The Australians arrived in Colombo on August 10, 1992, for what was then known as the Sinhalese New Year - a public holiday in Sri Lanka. They stayed at the Shangri-La Hotel in central Colombo. The tourists were given a rousing welcome by a crowd of 50,000 people at the Ratmalana Jayawardanam Garden Festival.
Australia began their tour with a 100% record after two matches. However, they lost their first match against Sri Lanka by seven wickets at Pallekele Stadium. It was the first time that Australia had been defeated in its opening match since 1978. The match was drawn due to rain delays. In the second match, which was played at Kalutara District Cricket Ground, Sri Lanka beat Australia by six wickets. This is where we see the start of Australia's decline during their 1992-93 series against Sri Lanka. After this match, Australia never again finished on top of the test rankings.
Author Stephen Walters revisits the tardy birth of Antipodean test cricket in an exclusive excerpt from A Forgotten Adventure: Australia's Elite Cricketers in New Zealand 1946. Australia's brief but historic cricket trip of New Zealand in March 1946 often underappreciated.
Following the rising risk of the pandemic, New Zealand's three-match ODI series in Australia last March was postponed after just one match, before Australia's white-ball tour across the Tasman and a mid-year Test tour of Bangladesh were both canceled.
Australia won the series and reclaimed the Ashes, which England had won in 2005. The series' five Tests were held in Brisbane, Adelaide, Perth, Melbourne, and Sydney. With the victory, Australia achieved a 5-0 "whitewash," the first time this had occurred in an Ashes series since 1920-21.
England won the First Test by an innings and 157 runs but after that was defeated in the remaining four matches by an average of more than 200 runs. This is the first time since 1972-73 that England has been defeated in its home country by both a Test match and one-day international team. The last time they were beaten on their home soil was in 1999 when they were beaten by 1-4 by New Zealand.

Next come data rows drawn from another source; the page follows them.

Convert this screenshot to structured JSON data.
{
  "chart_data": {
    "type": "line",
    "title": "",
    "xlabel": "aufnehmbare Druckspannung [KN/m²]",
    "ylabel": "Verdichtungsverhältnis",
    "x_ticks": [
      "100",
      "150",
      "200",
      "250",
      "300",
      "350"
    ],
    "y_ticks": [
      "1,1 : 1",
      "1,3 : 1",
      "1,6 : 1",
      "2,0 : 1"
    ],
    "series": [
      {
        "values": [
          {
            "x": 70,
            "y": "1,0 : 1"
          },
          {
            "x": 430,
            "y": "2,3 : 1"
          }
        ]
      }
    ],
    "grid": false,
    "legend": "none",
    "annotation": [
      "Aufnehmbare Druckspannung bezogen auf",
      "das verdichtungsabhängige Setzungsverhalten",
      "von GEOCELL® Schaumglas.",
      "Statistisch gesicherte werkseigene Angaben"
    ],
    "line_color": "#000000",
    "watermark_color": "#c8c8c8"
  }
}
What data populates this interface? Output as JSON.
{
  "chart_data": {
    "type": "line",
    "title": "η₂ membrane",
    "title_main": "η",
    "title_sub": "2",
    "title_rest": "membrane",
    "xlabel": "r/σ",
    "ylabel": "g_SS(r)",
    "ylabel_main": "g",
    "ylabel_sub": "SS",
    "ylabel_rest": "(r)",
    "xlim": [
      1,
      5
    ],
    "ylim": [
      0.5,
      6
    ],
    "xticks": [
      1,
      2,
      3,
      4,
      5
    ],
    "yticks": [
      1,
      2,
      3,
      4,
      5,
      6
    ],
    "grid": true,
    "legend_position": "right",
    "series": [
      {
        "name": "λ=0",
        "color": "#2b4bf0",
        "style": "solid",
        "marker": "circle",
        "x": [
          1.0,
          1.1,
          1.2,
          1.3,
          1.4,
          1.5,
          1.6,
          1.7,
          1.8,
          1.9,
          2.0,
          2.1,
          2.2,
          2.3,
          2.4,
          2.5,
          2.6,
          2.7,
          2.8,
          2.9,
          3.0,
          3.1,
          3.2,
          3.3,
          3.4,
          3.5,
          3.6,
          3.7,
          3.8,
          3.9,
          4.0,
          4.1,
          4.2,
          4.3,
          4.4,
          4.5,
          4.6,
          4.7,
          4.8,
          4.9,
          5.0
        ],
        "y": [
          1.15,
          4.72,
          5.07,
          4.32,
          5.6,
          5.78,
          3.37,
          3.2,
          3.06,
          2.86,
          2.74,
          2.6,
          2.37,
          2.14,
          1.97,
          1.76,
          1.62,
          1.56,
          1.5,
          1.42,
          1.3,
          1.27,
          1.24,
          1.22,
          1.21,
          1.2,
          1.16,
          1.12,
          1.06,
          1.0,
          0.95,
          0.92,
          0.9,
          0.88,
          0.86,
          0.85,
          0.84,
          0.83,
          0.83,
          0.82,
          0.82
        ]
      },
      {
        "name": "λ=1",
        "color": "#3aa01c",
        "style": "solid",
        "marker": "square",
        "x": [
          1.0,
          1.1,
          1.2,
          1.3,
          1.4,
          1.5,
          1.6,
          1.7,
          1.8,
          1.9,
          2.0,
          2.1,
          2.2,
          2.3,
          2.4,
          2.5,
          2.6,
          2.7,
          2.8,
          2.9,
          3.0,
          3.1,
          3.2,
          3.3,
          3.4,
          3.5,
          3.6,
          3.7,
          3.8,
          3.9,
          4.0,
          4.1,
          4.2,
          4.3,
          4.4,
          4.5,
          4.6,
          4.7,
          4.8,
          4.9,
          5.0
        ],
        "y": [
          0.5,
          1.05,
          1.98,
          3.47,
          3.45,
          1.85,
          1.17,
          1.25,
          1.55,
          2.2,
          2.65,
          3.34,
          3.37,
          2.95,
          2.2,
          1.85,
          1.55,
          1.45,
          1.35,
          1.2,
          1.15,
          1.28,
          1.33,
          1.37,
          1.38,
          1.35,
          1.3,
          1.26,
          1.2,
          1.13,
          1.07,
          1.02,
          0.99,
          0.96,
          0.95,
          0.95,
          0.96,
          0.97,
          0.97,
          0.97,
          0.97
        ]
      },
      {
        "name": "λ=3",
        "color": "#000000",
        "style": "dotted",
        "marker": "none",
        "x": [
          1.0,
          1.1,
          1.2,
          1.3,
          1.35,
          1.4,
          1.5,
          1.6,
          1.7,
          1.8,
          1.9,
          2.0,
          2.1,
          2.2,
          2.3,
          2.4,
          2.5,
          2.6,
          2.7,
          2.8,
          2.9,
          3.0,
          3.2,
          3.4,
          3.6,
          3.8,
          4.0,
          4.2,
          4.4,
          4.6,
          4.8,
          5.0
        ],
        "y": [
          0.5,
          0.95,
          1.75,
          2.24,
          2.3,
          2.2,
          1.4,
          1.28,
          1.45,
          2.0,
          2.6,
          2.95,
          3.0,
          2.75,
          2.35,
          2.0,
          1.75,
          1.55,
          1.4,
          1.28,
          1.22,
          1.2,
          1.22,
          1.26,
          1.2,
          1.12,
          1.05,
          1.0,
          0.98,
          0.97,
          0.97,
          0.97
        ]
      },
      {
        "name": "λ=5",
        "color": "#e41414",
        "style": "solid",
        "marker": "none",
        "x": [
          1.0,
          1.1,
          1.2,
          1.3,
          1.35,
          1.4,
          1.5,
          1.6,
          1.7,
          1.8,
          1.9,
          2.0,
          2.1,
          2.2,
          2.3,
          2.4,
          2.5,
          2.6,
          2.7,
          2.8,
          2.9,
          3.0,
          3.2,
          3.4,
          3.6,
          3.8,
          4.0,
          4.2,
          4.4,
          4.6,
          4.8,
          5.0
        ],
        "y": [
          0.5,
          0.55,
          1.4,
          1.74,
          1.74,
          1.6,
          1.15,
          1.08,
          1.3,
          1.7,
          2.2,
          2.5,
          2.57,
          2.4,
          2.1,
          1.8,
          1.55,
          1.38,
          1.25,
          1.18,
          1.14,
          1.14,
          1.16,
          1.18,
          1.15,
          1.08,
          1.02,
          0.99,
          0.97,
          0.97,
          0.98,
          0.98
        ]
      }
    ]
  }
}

This was also the first time since 1971 that England had lost three consecutive tests. They had been undefeated in eight attempts before then. Overall, England played extremely poorly - it was the third lowest score they have ever made - and seemed to lack any sort of plan or direction at all. After winning the First Test by an innings and 157 runs, they went on to lose the rest of the series 4-1.
Australia began its campaign by defeating England by seven wickets inside three days at the Gabba. Michael Clarke scored a brilliant century and David Warner took five wickets as Australia beat England by seven wickets. This is the first time that has happened in a Test match.
The 2006-07 Ashes cricket series between Australia and England was held in Australia from November 23rd to January 5th, 2007. The first Test was drawn, but Australia won the remaining four games to reclaim the title.
In addition to the five Test matches, there was one Twenty20 match played during the series. This game was held at the Melbourne Cricket Ground on December 3rd, 2006 - a day after the fourth Test ended in a draw. Australia won this game too, so they retained the Ashes.
Australia won the series 4-1. They beat England in all five tests to regain the Ashes. The first test was a draw, but Australia went on to win the other four matches to reclaim the title. Steve Waugh was the leader of the team, having been appointed as captain after Ricky Ponting retired hurt. Waugh later said he didn't feel like a captain because Michael Clarke was such a good player. David Warner replaced Clarke as his deputy and is now the new captain for Australia.
England won the 2005 series 3-2. They lost only one test match - the first one - but it was canceled due to security concerns following the London bombings.